Review Summary: Being comparatively better does not equate to being good on its own
It takes approximately 20 seconds of listening to the title track for Scars of the Crucifix to completely blow In Torment in Hell out of the water, as at last we have a seemingly hungry Deicide again waiting to attack the listener with hyper-blasphemous death metal mastery. Unfortunately for the band, these pangs of inspiration don't extend that far outside the confines of track 1, as even though this album is mostly a shift away from the lamentable grooving nonsense that characterized both In Torment in Hell and Insineratehymn, the band still aren't out of the woods yet in terms of making music you want to listen to. A band making something that was less bad than what they had previously made doesn't make the album in question a worthwhile venture, and Scars of the Crucifix is a prime example of that particular scenario.
Above all else, the main issue with Scars of the Crucifix is that the songs, despite being a return to the "classic" Deicide style, pretty much all feel half-baked and underdone. It feels rushed in a different way compared to In Torment in Hell, as unlike that album's slow-motion march to nowhere, this album is a 200m sprint where the runner crosses the field to get to the other straightaway instead of actually running around the turns. It's paint-by-numbers death metal designed to get in and out as fast as possible, with no real variation amongst sections within the songs themselves, and most songs just kind of stop without having a real ending. When a song actually feels like a real song instead of just a random collection of riffs, such as the genuinely great title track and the awesome ending breakdown to "When Heaven Burns", it's more of a surprise to the listener than anything else. The riffs themselves are once again every basic death metal riff you've ever heard in your life, nothing that you can't already hear done way better on Legion or Once Upon the Cross. Some lines pop out to the ear, such as the opening of "When Heaven Burns" and most of "The Pentecostal" before the song turns into a piano recital, but that happens less often than you'd hope for. The drumming is a bit more into it this time, probably because the music isn't trying to walk through quicksand here, but it's still nothing to write home about.

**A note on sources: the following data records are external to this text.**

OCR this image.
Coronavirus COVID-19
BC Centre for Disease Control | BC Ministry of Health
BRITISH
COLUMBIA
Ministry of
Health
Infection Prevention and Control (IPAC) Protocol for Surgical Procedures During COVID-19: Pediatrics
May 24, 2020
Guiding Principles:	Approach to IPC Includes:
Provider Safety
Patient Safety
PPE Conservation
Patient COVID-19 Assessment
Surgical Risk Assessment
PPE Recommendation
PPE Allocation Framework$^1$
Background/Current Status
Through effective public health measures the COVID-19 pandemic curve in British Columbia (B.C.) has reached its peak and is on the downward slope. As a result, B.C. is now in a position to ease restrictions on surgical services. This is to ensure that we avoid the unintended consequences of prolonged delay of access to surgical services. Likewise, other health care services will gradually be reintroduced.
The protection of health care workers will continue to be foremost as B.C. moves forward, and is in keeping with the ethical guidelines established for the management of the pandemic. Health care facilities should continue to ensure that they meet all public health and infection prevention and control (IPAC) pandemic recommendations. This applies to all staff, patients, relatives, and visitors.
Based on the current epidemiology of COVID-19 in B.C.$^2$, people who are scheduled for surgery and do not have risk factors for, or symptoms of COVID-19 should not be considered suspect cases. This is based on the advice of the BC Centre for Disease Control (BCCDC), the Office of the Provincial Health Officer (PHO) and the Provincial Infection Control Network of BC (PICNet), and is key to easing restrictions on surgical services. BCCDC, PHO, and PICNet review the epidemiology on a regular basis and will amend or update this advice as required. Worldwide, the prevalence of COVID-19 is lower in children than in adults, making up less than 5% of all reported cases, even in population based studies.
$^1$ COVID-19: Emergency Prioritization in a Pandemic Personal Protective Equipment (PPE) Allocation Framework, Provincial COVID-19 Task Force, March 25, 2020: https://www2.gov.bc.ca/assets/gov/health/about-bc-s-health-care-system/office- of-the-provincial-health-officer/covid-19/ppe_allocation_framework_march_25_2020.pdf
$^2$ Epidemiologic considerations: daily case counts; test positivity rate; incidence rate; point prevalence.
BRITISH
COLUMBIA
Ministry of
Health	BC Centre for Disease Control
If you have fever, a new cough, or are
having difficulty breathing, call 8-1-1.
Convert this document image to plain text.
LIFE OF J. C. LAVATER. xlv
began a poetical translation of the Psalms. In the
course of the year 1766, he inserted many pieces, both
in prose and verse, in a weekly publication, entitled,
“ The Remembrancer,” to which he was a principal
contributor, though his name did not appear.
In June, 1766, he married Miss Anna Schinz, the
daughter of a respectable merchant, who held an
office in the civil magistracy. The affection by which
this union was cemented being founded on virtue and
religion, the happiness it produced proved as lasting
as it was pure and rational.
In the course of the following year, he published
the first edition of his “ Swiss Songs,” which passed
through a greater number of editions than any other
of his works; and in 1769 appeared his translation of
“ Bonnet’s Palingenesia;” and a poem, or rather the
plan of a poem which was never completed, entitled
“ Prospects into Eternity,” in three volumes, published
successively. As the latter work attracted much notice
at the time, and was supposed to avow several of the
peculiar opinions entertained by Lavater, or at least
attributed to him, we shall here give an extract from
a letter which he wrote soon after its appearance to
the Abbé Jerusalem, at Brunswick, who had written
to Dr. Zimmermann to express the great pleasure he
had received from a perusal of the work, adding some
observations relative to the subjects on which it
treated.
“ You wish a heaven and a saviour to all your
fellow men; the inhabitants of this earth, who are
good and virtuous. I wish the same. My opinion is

At least you can actually hear the drums on this album, for the production's something of a step up from In Torment in Hell, with more sonic clarity to the overall package, but the primary issue now is that the drums and vocals overpower the guitars to such a degree that you can only slightly make out what the Hoffmans are doing. Maybe that's a good thing, considering they are clearly not into the idea of crafting quality songs. The vocals being the de facto star of the show this time around is an especial issue as Glen Benton's high/low vocal layering is overused to an extreme degree on Scars of the Crucifix. I don't recall earlier albums being so reliant on the vocal layering as this one is, and between the extreme amount of layering at play and the uninteresting vocal lines, it turns trying to listen to the vocals a massive chore. I know it's kind of his "thing" that he does, and when used sparingly and in logical points throughout a song, it can really enhance the impact of a particular section of music. When done to death, as it is on here, it becomes more of a gimmick than anything else, almost as much as Deicide's "3edgy5me" Satanism and anti-Christian lyrics, which are all the same as they were on the last two albums. At least start writing about famous incidents of death and murder like you did on the first album, Glen. It'd do wonders for freshening up the staleness that is Deicide in the early 2000s.
Alas, this was the end of the road for our favorite roid-raging, cyber-busking guitarist brothers, Eric and Brent Hoffman, as they'd depart from Deicide just eight months after the release of Scars of the Crucifix. A whole swamp's worth of mudslinging has occurred between the two and Glen Benton since then, all the way up to just a couple years ago, but Deicide would reconvene and prevail with the quite-frankly career saving marvel that was The Stench of Redemption in 2006. Benton seemed very, very happy to be off Roadrunner and on Earache around this time, so what gives with Scars of the Crucifix sucking so much? Well, Benton says that he and Asheim wrote everything, a stark contrast to the Hoffmans saying they both wrote AND recorded most of this album, so let's say he's the correct one and the Hoffmans had no writing input for this record. Considering his personality and personal hatred of Eric and Brent, I wouldn't be surprised if either A. Glen was so burnt out on trying to work with the Hoffmans that he had no real inspiration for this collection of songs, or B. He intentionally wrote ***ty, boring music just to spite and *** with Eric and Brent. Option A is the much more likely one, but a part of me chuckles at the idea of option B being the true reason behind the paradoxical nature of a seemingly inspired group of musicians making something as banal, been-there-done-that, and, quite frankly, lame as Scars of the Crucifix.